Thursday, May 12, 2011

Breaking Bad

Chemistry is the study of change. Electrons change their energy levels, Molecules change their bonds, elements combine and change into compounds. It is all of life: the constant, the cycle. Solution, dissolution, over and over and over. Growth, then decay, then transformation. It is fascinating. Really.
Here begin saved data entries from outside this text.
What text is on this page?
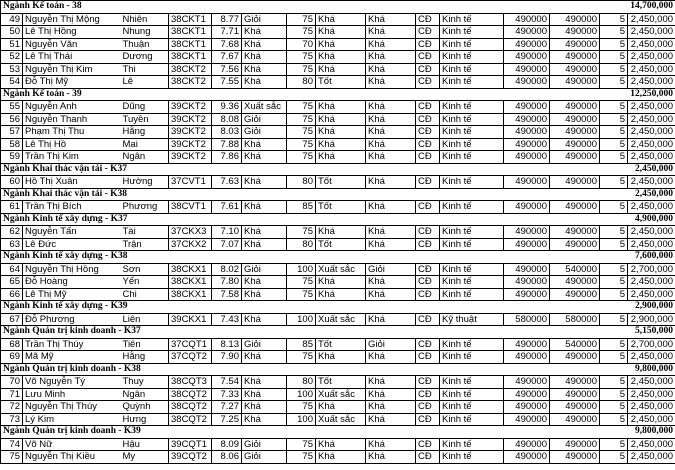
Ngành Kế toán - 38														14,700,000
49	Nguyễn Thị Mộng	Nhiên	38CKT1	8.77	Giỏi	75	Khá	Khá	CĐ	Kinh tế	490000	490000	5	2,450,000
50	Lê Thị Hồng	Nhung	38CKT1	7.71	Khá	75	Khá	Khá	CĐ	Kinh tế	490000	490000	5	2,450,000
51	Nguyễn Văn	Thuận	38CKT1	7.68	Khá	70	Khá	Khá	CĐ	Kinh tế	490000	490000	5	2,450,000
52	Lê Thị Thái	Dương	38CKT1	7.67	Khá	75	Khá	Khá	CĐ	Kinh tế	490000	490000	5	2,450,000
53	Nguyễn Thị Kim	Thi	38CKT2	7.56	Khá	75	Khá	Khá	CĐ	Kinh tế	490000	490000	5	2,450,000
54	Đỗ Thị Mỹ	Lê	38CKT2	7.55	Khá	80	Tốt	Khá	CĐ	Kinh tế	490000	490000	5	2,450,000
Ngành Kế toán - 39														12,250,000
55	Nguyễn Anh	Dũng	39CKT2	9.36	Xuất sắc	75	Khá	Khá	CĐ	Kinh tế	490000	490000	5	2,450,000
56	Nguyễn Thanh	Tuyền	39CKT2	8.08	Giỏi	75	Khá	Khá	CĐ	Kinh tế	490000	490000	5	2,450,000
57	Phạm Thị Thu	Hằng	39CKT2	8.03	Giỏi	75	Khá	Khá	CĐ	Kinh tế	490000	490000	5	2,450,000
58	Lê Thị Hồ	Mai	39CKT2	7.88	Khá	75	Khá	Khá	CĐ	Kinh tế	490000	490000	5	2,450,000
59	Trần Thị Kim	Ngân	39CKT2	7.86	Khá	75	Khá	Khá	CĐ	Kinh tế	490000	490000	5	2,450,000
Ngành Khai thác vận tải - K37														2,450,000
60	Hồ Thị Xuân	Hường	37CVT1	7.63	Khá	80	Tốt	Khá	CĐ	Kinh tế	490000	490000	5	2,450,000
Ngành Khai thác vận tải - K38														2,450,000
61	Trần Thị Bích	Phương	38CVT1	7.61	Khá	85	Tốt	Khá	CĐ	Kinh tế	490000	490000	5	2,450,000
Ngành Kinh tế xây dựng - K37														4,900,000
62	Nguyễn Tấn	Tài	37CKX3	7.10	Khá	75	Khá	Khá	CĐ	Kinh tế	490000	490000	5	2,450,000
63	Lê Đức	Trận	37CKX2	7.07	Khá	80	Tốt	Khá	CĐ	Kinh tế	490000	490000	5	2,450,000
Ngành Kinh tế xây dựng - K38														7,600,000
64	Nguyễn Thị Hồng	Sơn	38CKX1	8.02	Giỏi	100	Xuất sắc	Giỏi	CĐ	Kinh tế	490000	540000	5	2,700,000
65	Đỗ Hoàng	Yến	38CKX1	7.80	Khá	75	Khá	Khá	CĐ	Kinh tế	490000	490000	5	2,450,000
66	Lê Thị Mỹ	Chi	38CKX1	7.58	Khá	75	Khá	Khá	CĐ	Kinh tế	490000	490000	5	2,450,000
Ngành Kinh tế xây dựng - K39														2,900,000
67	Đỗ Phương	Liên	39CKX1	7.43	Khá	100	Xuất sắc	Khá	CĐ	Kỹ thuật	580000	580000	5	2,900,000
Ngành Quản trị kinh doanh - K37														5,150,000
68	Trần Thị Thúy	Tiên	37CQT1	8.13	Giỏi	85	Tốt	Giỏi	CĐ	Kinh tế	490000	540000	5	2,700,000
69	Mã Mỹ	Hằng	37CQT2	7.90	Khá	75	Khá	Khá	CĐ	Kinh tế	490000	490000	5	2,450,000
Ngành Quản trị kinh doanh - K38														9,800,000
70	Võ Nguyễn Tý	Thuy	38CQT3	7.54	Khá	80	Tốt	Khá	CĐ	Kinh tế	490000	490000	5	2,450,000
71	Lưu Minh	Ngân	38CQT2	7.33	Khá	100	Xuất sắc	Khá	CĐ	Kinh tế	490000	490000	5	2,450,000
72	Nguyễn Thị Thúy	Quỳnh	38CQT2	7.27	Khá	75	Khá	Khá	CĐ	Kinh tế	490000	490000	5	2,450,000
73	Lý Kim	Hưng	38CQT2	7.25	Khá	100	Xuất sắc	Khá	CĐ	Kinh tế	490000	490000	5	2,450,000
Ngành Quản trị kinh doanh - K39														9,800,000
74	Võ Nữ	Hậu	39CQT1	8.09	Giỏi	75	Khá	Khá	CĐ	Kinh tế	490000	490000	5	2,450,000
75	Nguyễn Thị Kiều	My	39CQT2	8.06	Giỏi	75	Khá	Khá	CĐ	Kinh tế	490000	490000	5	2,450,000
That's what Walter White tells his students in the pilot of Breaking Bad. When his life begins to fall apart, he starts synthesizing metamphetamine. The chemistry there is actually pretty simple (let's face it, there are a lot of people making meth out there who ain't the sharpest knives in the place where they keep the knives), but I don't know if I feel comfortable going into it here. Instead let's get into something much more kid-friendly: how to make poison gas. ;) When confronted by two other drug dealers who want to kill Walter and his partner Jesse, he throws some chemicals together and suddenly the bad guys (the badder guys?) are choking on the floor. He tells Jesse "red phosphorus in the presence of moisture and accelerated by heat yields phosphorus hydride, phosphine gas." Actually, not quite, according to Dr. Jonathan Hare. He probably should have used white phosphorus, a different allotrope of phosphorus. Allotropes are different ways of arranging atoms of just one element. For instance, both graphite and diamond are allotropes of carbon. White phosphorus consists of four atoms arranged at the points of a tetrahedron. When this is heated over 250 degrees Celsius, it transforms into red phosphorus, which is an amorphous network of phosphorus atoms. You probably know red phosphorus best from wooden matches. Anyway, when white phosphorus is heated with water at basic pH, phosphine gas is indeed produced.